I Repubblicani hanno presentato come presidenti ex generali (Ulysses S. Grant dopo la guerra civile, Dwight Eisenohwer negli Anni Cinquanta), ex capi della Cia (George Bush senior) e, con Donald Trump, il primo leader privo di agganci politici precedenti al momento dell’elezione presidenziale.
Nella loro amministrazione hanno nel corso di un secolo e mezzo ottenuto: l’abolizione della schiavitù (con Lincoln), il completamento dell’espansione territoriale (tra Grant e McKinley), lo sviluppo del potenziale navale degli Usa (Roosevelt), il consolidamento del piano di sviluppo e modernizzazione post-seconda guerra mondiale (Eisenhower). Negli ultimi decenni la loro agenda si è molto spostata sulla partita fiscale e sulla riduzione delle imposte a cittadini e imprese, oscillando invece tra interventismo e isolazionismo in politica estera.
L’ascesa di Trump ha sicuramente scompignato le carte nel Partito Repubblicano, inserendosi trasversalmente a diverse correnti politiche presenti nella formazione conservatrice. Diverse linee di tendenza sono però ancora riconoscibili.
Le presidenze di Barack Obama e l’opposizione repubblicana all’agenda del primo capo di Stato afroamericano della storia Usa ha reso trasversale a tutte le correnti la difesa dell’idea che il libero mercato, la libertà d’impresa e la deregolazione siano gli unici fondamenti per un’autentica prosperità. Esse sono interpretate in senso nazional-liberista dai trumpiani, favorevoli a un mix di sostegni fiscali e investimenti interni, che però combattono soprattutto sul fronte del contrasto al politicamente corretto, all’immigrazione e al declino dell’identità americana le loro battaglie politiche, saldandosi in particolar modo con i paleoconservatori e i membri della destra interna del partito.
I neoconservatori sono oggigiorno presenti in frange minoritarie nel partito dopo la loro parabola nelle amministrazioni di Bush junior.
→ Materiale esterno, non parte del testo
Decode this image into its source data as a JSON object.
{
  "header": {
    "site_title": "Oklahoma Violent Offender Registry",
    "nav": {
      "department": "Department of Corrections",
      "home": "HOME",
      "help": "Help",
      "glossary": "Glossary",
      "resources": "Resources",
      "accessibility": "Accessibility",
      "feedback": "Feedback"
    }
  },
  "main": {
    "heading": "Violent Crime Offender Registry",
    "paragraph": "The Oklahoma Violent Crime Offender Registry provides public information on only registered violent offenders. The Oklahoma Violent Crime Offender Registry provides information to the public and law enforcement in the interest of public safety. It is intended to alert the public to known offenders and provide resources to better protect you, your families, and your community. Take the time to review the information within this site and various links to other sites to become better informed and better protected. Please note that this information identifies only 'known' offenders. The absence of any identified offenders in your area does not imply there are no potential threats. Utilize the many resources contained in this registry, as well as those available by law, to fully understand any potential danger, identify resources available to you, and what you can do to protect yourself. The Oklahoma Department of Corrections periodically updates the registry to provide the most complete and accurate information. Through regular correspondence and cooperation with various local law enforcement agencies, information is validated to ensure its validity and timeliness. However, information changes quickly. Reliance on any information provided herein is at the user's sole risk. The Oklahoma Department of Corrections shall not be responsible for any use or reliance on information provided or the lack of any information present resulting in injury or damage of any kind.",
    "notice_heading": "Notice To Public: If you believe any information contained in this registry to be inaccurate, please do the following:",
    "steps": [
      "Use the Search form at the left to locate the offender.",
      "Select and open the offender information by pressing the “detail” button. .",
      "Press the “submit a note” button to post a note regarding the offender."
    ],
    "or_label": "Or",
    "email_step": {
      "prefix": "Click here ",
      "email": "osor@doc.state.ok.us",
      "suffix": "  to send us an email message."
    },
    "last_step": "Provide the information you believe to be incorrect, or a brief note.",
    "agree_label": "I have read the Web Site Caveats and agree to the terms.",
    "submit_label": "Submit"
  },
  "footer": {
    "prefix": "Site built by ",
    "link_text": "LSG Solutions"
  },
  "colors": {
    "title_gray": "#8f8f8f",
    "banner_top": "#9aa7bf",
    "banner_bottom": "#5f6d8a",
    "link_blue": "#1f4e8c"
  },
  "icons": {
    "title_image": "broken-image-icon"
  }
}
Sono a favore di una politica estera interventista, comprendendo anche l’azione militare preventiva contro precise nazioni nemiche in alcune circostanze, e sono iper-liberisti sul fronte economico.
Il “correntone” centrale dei Repubblicani più tradizionali unisce figure aperte a un moderato conservatorismo sociale e a una fiscalità favorevole, così come politici che non temono aperture in senso di battaglie ritenute eccessivamente sbilanciate sul fronte progressista, come quella amibentale.
Oggigiorno minoritaria è l’ala dei Repubblicani progressisti, vera e propria “Sinistra” interna del partito che in passato ha visto esponenti di peso come il sindaco di New York Fiorello La Guardia e l’ex vicepresidente Nelson Rockfeller. Di recente in seno ad essi sono spiccati un nuovo sindaco di New York, Michael Bloomberg (poi divenuto indipendente) e l’ex governatore della California Arnold Schwarzenegger. Essi da una parte sono conservatori o moderati fiscalmente, ma sono anche a favore dell’aborto, dei diritti dei gay, del controllo delle armi e contro la pena di morte.
Da non sottovalutare anche l’ala dei Libertari. Un vero e proprio fenomeno tutto americano, quello dei Libertari unisce politici iper-liberisti, fautori dell’individualismo, del libero porto d’armi e del governo minimo, ma comprende anche i più feroci avversori di tutte le politiche di interventismo estero degli Usa. Attualmente, l’esponente più coerente di questa corrente è il Senatore del Kentucky, Rand Paul, figlio dell’ex deputato Ron Paul, suo leader storico, a lungo sentitosi a casa nel Partito Repubblicano. Le cui trasformazioni sono state, spesso, immagine di quelle dell’America.